Of course, Jitu Rai had wiped the disappointment partially by winning the free pistol silver in the World Cup Final in Bologna, where he also emerged the Champion of Champions in pistol.

Jitu, who finished eighth in air pistol and 12th in free pistol in the Olympics, had also accounted for two of the four World Cup medals won by India last year. He had won the free pistol gold and air pistol silver. Two other silver medals had been won by Mairaj Ahmad Khan in skeet and rifle 3-position by Sanjeev Rajput who incidentally won the Olympic quota but could not gain selection for Rio.

With the 50-metre free pistol event all set to go out of the Olympic programme, Jitu, with Asian Games gold and World Championship silver in his collection, may have to bank heavily on the 10-metre air pistol to deliver the elusive Olympic medal in Tokyo. He, however, gets a chance to shoot in the mixed doubles event, which will be put to test in the World Cup here.

The shooters will have pre-event training on Thursday, to prepare for the air rifle men’s and women’s events, apart from women’s trap. The men’s trap and rapid fire pistol will also be starting on Friday, with the finals scheduled for Saturday.

Like in the Olympics when Sakshi Malik in wrestling and P.V. Sindhu in badminton saved the blushes for India with the only bronze and silver medals in Rio, it could be the women calling the shots at least for a start.

The World University champion Vinita Bhardwaj, former Asian champion Pooja Ghatkar and Meghana Sajjanar, who dominated the Intershoot international competition recently in the Netherlands with four gold medals, could give a strong start for India in women’s air rifle.

The men’s team of Ravi Kumar, Deepk Kumar and Satyendra Singh looks relatively unknown, in comparison, though they are all capable shooters who may not have established their names like Gagan Narang or Abhinav Bindra.

Meanwhile, the finals will henceforth be elaborate affairs and the ISSF has done away with the semifinals and retained the progressive elimination format.

The 10-metre and 50-metre events will have five shots each at the start, instead of three. The gold and silver medallists will be shooting 24 shots in all instead of 20. The rifle 3-position event will not see any change.

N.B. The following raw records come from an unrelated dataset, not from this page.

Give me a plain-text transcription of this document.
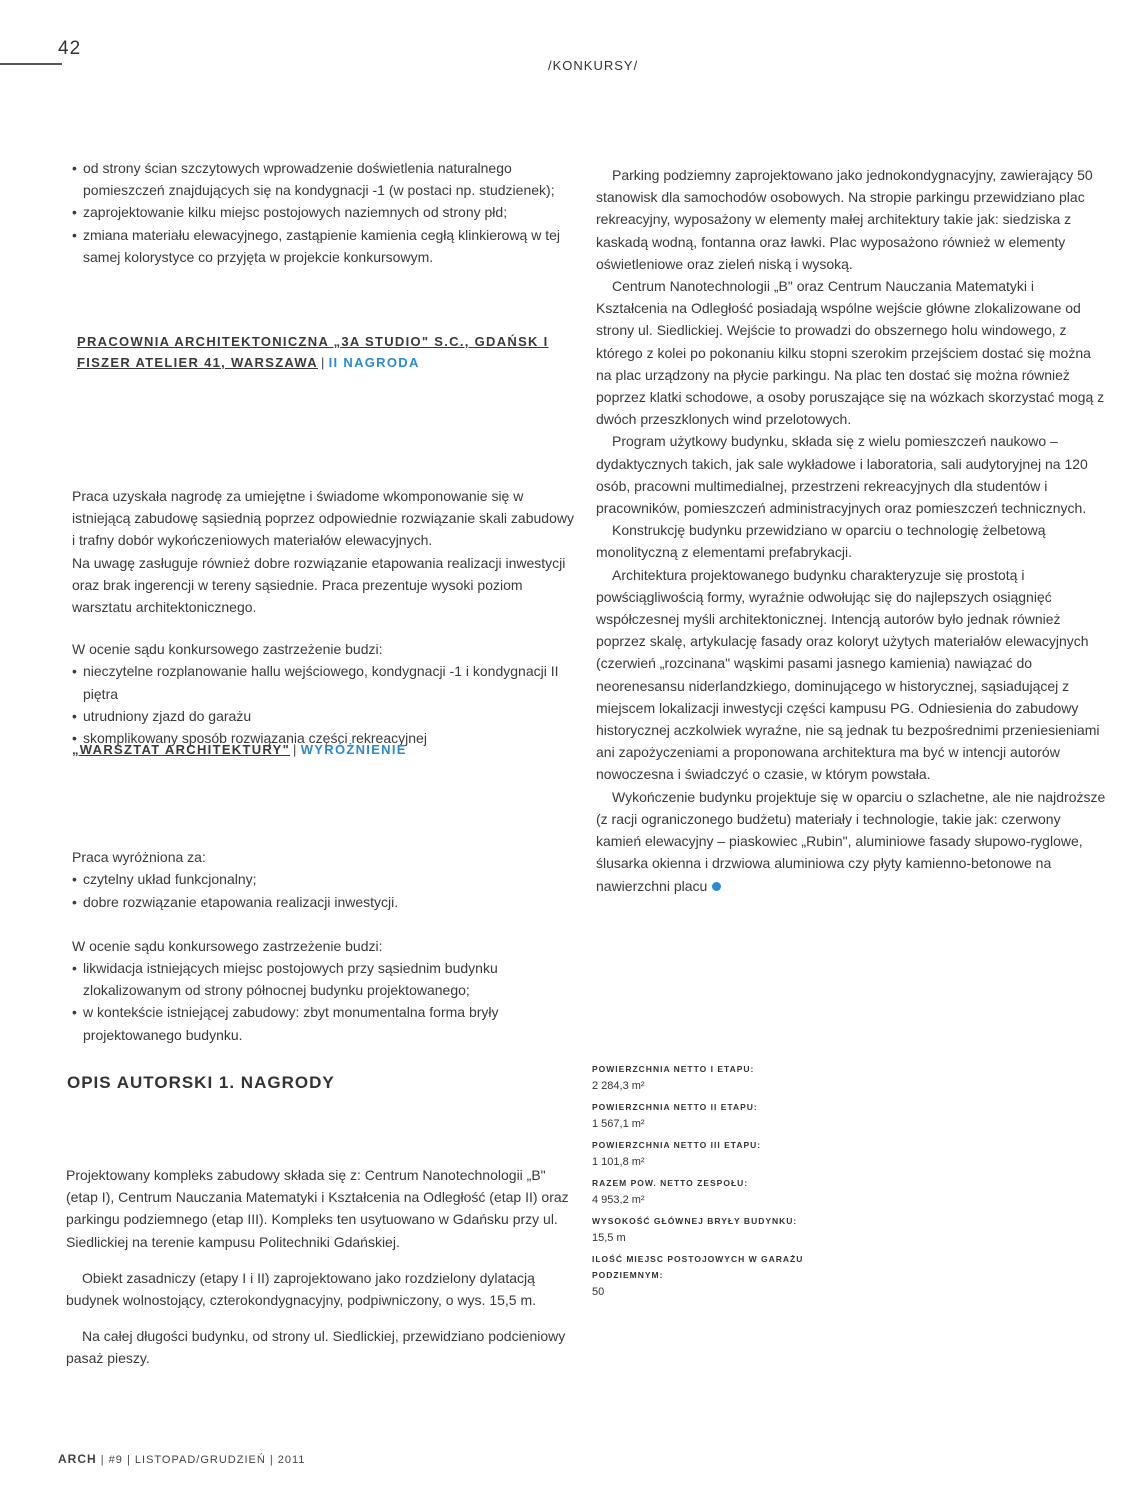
42
/KONKURSY/
• od strony ścian szczytowych wprowadzenie doświetlenia naturalnego pomieszczeń znajdujących się na kondygnacji -1 (w postaci np. studzienek);
• zaprojektowanie kilku miejsc postojowych naziemnych od strony płd;
• zmiana materiału elewacyjnego, zastąpienie kamienia cegłą klinkierową w tej samej kolorystyce co przyjęta w projekcie konkursowym.

Praca uzyskała nagrodę za umiejętne i świadome wkomponowanie się w istniejącą zabudowę sąsiednią poprzez odpowiednie rozwiązanie skali zabudowy i trafny dobór wykończeniowych materiałów elewacyjnych.

Na uwagę zasługuje również dobre rozwiązanie etapowania realizacji inwestycji oraz brak ingerencji w tereny sąsiednie. Praca prezentuje wysoki poziom warsztatu architektonicznego.

W ocenie sądu konkursowego zastrzeżenie budzi:

• nieczytelne rozplanowanie hallu wejściowego, kondygnacji -1 i kondygnacji II piętra
• utrudniony zjazd do garażu
• skomplikowany sposób rozwiązania części rekreacyjnej

Praca wyróżniona za:

• czytelny układ funkcjonalny;
• dobre rozwiązanie etapowania realizacji inwestycji.

W ocenie sądu konkursowego zastrzeżenie budzi:

• likwidacja istniejących miejsc postojowych przy sąsiednim budynku zlokalizowanym od strony północnej budynku projektowanego;
• w kontekście istniejącej zabudowy: zbyt monumentalna forma bryły projektowanego budynku.
PRACOWNIA ARCHITEKTONICZNA „3A STUDIO" S.C., GDAŃSK I FISZER ATELIER 41, WARSZAWA | II NAGRODA
„WARSZTAT ARCHITEKTURY" | WYRÓŻNIENIE

Parking podziemny zaprojektowano jako jednokondygnacyjny, zawierający 50 stanowisk dla samochodów osobowych. Na stropie parkingu przewidziano plac rekreacyjny, wyposażony w elementy małej architektury takie jak: siedziska z kaskadą wodną, fontanna oraz ławki. Plac wyposażono również w elementy oświetleniowe oraz zieleń niską i wysoką.

Centrum Nanotechnologii „B" oraz Centrum Nauczania Matematyki i Kształcenia na Odległość posiadają wspólne wejście główne zlokalizowane od strony ul. Siedlickiej. Wejście to prowadzi do obszernego holu windowego, z którego z kolei po pokonaniu kilku stopni szerokim przejściem dostać się można na plac urządzony na płycie parkingu. Na plac ten dostać się można również poprzez klatki schodowe, a osoby poruszające się na wózkach skorzystać mogą z dwóch przeszklonych wind przelotowych.

Program użytkowy budynku, składa się z wielu pomieszczeń naukowo – dydaktycznych takich, jak sale wykładowe i laboratoria, sali audytoryjnej na 120 osób, pracowni multimedialnej, przestrzeni rekreacyjnych dla studentów i pracowników, pomieszczeń administracyjnych oraz pomieszczeń technicznych.

Konstrukcję budynku przewidziano w oparciu o technologię żelbetową monolityczną z elementami prefabrykacji.

Architektura projektowanego budynku charakteryzuje się prostotą i powściągliwością formy, wyraźnie odwołując się do najlepszych osiągnięć współczesnej myśli architektonicznej. Intencją autorów było jednak również poprzez skalę, artykulację fasady oraz koloryt użytych materiałów elewacyjnych (czerwień „rozcinana" wąskimi pasami jasnego kamienia) nawiązać do neorenesansu niderlandzkiego, dominującego w historycznej, sąsiadującej z miejscem lokalizacji inwestycji części kampusu PG. Odniesienia do zabudowy historycznej aczkolwiek wyraźne, nie są jednak tu bezpośrednimi przeniesieniami ani zapożyczeniami a proponowana architektura ma być w intencji autorów nowoczesna i świadczyć o czasie, w którym powstała.

Wykończenie budynku projektuje się w oparciu o szlachetne, ale nie najdroższe (z racji ograniczonego budżetu) materiały i technologie, takie jak: czerwony kamień elewacyjny – piaskowiec „Rubin", aluminiowe fasady słupowo-ryglowe, ślusarka okienna i drzwiowa aluminiowa czy płyty kamienno-betonowe na nawierzchni placu

OPIS AUTORSKI 1. NAGRODY

Projektowany kompleks zabudowy składa się z: Centrum Nanotechnologii „B" (etap I), Centrum Nauczania Matematyki i Kształcenia na Odległość (etap II) oraz parkingu podziemnego (etap III). Kompleks ten usytuowano w Gdańsku przy ul. Siedlickiej na terenie kampusu Politechniki Gdańskiej.

Obiekt zasadniczy (etapy I i II) zaprojektowano jako rozdzielony dylatacją budynek wolnostojący, czterokondygnacyjny, podpiwniczony, o wys. 15,5 m.

Na całej długości budynku, od strony ul. Siedlickiej, przewidziano podcieniowy pasaż pieszy.

POWIERZCHNIA NETTO I ETAPU:
2 284,3 m²
POWIERZCHNIA NETTO II ETAPU:
1 567,1 m²
POWIERZCHNIA NETTO III ETAPU:
1 101,8 m²
RAZEM POW. NETTO ZESPOŁU:
4 953,2 m²
WYSOKOŚĆ GŁÓWNEJ BRYŁY BUDYNKU:
15,5 m
ILOŚĆ MIEJSC POSTOJOWYCH W GARAŻU PODZIEMNYM:
50
ARCH | #9 | LISTOPAD/GRUDZIEŃ | 2011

The women’s 25-metre sports pistol will be like the men’s rapid fire pistol, with the elimination starting after four series of five shots. The shotgun events could be really taxing for both the shooters and the spectators.

The trap final will decide the gold after 50 shots, in the progressive elimination format, with the first elimination happening at 25. In double trap, the elimination will start after 15 doubles, and the gold will be decided after 40 doubles, which is 80 birds!

In skeet, the elimination will start at 20 and the gold will be decided after 60 birds. Most of the best will be seen in action, at least in the MQS section. It will be a challenge for the Indian shooters to capitalise on the event at home, even though the challenge will be stiff from 49 other countries, so that they have a good start in their bid to make the season ending competition, featuring the top-10 shooters in each event in the World Cup Finals to be staged at the same venue in October.

For a change, the focus will be on the new faces who are keen to establish themselves in Indian shooting, and gun for glory in Tokyo!